Good news for purists: Aston Martin's V12 will survive until at least 2035
The V12 refuses to die, and Aston has found a loophole
In an industry racing to electrify, the thunderous V12 has felt like an endangered species. But Aston Martin has just handed enthusiasts a reason to cheer: its glorious 5.2-litre twin-turbo V12 is not going anywhere for a while yet, and the reason is a rather clever bit of small-print maths.
The clever 1,000-car loophole
The trick lies in how emissions legislation treats very low-volume engines. As CEO Adrian Hallmark put it, "If we keep our V12 sales under 1,000 per year, then we're exempt from legislation until 2035 at least." In other words, by deliberately keeping the V12 rare and exclusive, exactly what a hand-built Aston flagship should be anyway, the company sidesteps the rules that would otherwise kill it off. Scarcity becomes the engine's lifeline.
Combustion stays central for now
This is part of a wider, notably pragmatic shift in Aston's thinking.
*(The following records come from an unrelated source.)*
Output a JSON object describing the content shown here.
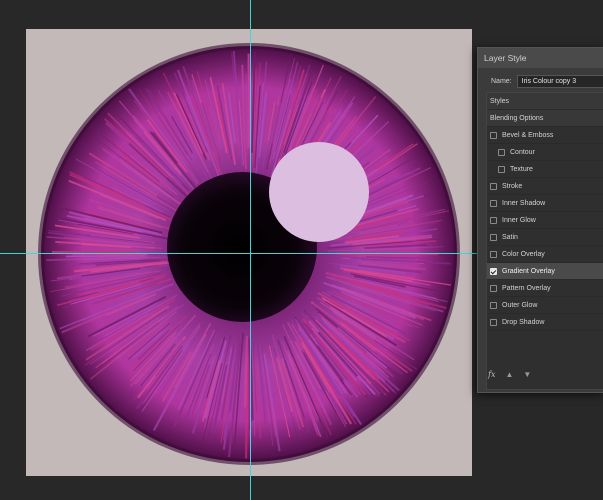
{
  "dialog": {
    "title": "Layer Style",
    "name_label": "Name:",
    "name_value": "Iris Colour copy 3",
    "items": [
      {
        "label": "Styles",
        "type": "header",
        "checked": false
      },
      {
        "label": "Blending Options",
        "type": "header",
        "checked": false
      },
      {
        "label": "Bevel & Emboss",
        "type": "check",
        "checked": false
      },
      {
        "label": "Contour",
        "type": "sub",
        "checked": false
      },
      {
        "label": "Texture",
        "type": "sub",
        "checked": false
      },
      {
        "label": "Stroke",
        "type": "check",
        "checked": false
      },
      {
        "label": "Inner Shadow",
        "type": "check",
        "checked": false
      },
      {
        "label": "Inner Glow",
        "type": "check",
        "checked": false
      },
      {
        "label": "Satin",
        "type": "check",
        "checked": false
      },
      {
        "label": "Color Overlay",
        "type": "check",
        "checked": false
      },
      {
        "label": "Gradient Overlay",
        "type": "check",
        "checked": true
      },
      {
        "label": "Pattern Overlay",
        "type": "check",
        "checked": false
      },
      {
        "label": "Outer Glow",
        "type": "check",
        "checked": false
      },
      {
        "label": "Drop Shadow",
        "type": "check",
        "checked": false
      }
    ],
    "fx_icon": "fx-icon",
    "up_icon": "arrow-up-icon",
    "down_icon": "arrow-down-icon"
  },
  "colors": {
    "canvas_bg": "#c3b9b9",
    "iris_main": "#a2359e",
    "iris_red": "#c81e5a",
    "highlight": "#dcbfe0",
    "guide": "#3fd6d6"
  }
}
Rather than chase complex and costly plug-in hybrids, the brand is moving to simpler 48-volt mild-hybrid systems that support the turbochargers and other functions while keeping the character of its combustion engines intact. Petrol power, in other words, remains the near-term priority rather than an inconvenience to be engineered away.
EVs pushed into the 2030s
Aston's first fully electric cars, once promised for the back half of this decade, have now been pushed back into the 2030s. It is a telling move that echoes what we are seeing across the industry, with luxury and performance brands cooling on rushing to electric as demand proves patchier than expected. For Aston, it buys time to get its EV offering right rather than forcing it out early.
A new platform to build on
Underpinning all of this is a new modular platform designed to serve everything from sports cars to SUVs and mid-engined halo models. The idea is to cut cost and complexity by sharing a common architecture, while still allowing each model to feel distinctly like an Aston. Crucially, that flexibility is what lets the brand keep offering the V12 alongside mild hybrids and, eventually, EVs on the same underpinnings.
AutoNext Take
We will happily take any good news about the survival of the great combustion engines, and this is a smart, refreshingly honest bit of strategy from Aston. Leaning into the V12's exclusivity to keep it legal is exactly the kind of thinking that suits a low-volume luxury brand, and it means one of the most charismatic engines on sale gets to keep singing for another decade. It fits the wider mood, with Porsche vowing to keep the 911 combustion and Ferrari reviving the manual V12.
Pushing back the EVs and swapping plug-in hybrids for mild hybrids is pragmatic rather than glamorous, but it feels like Aston playing to its strengths rather than chasing trends it cannot afford. For anyone who feared the V12's days were numbered, 2035 suddenly looks a long and very welcome way off.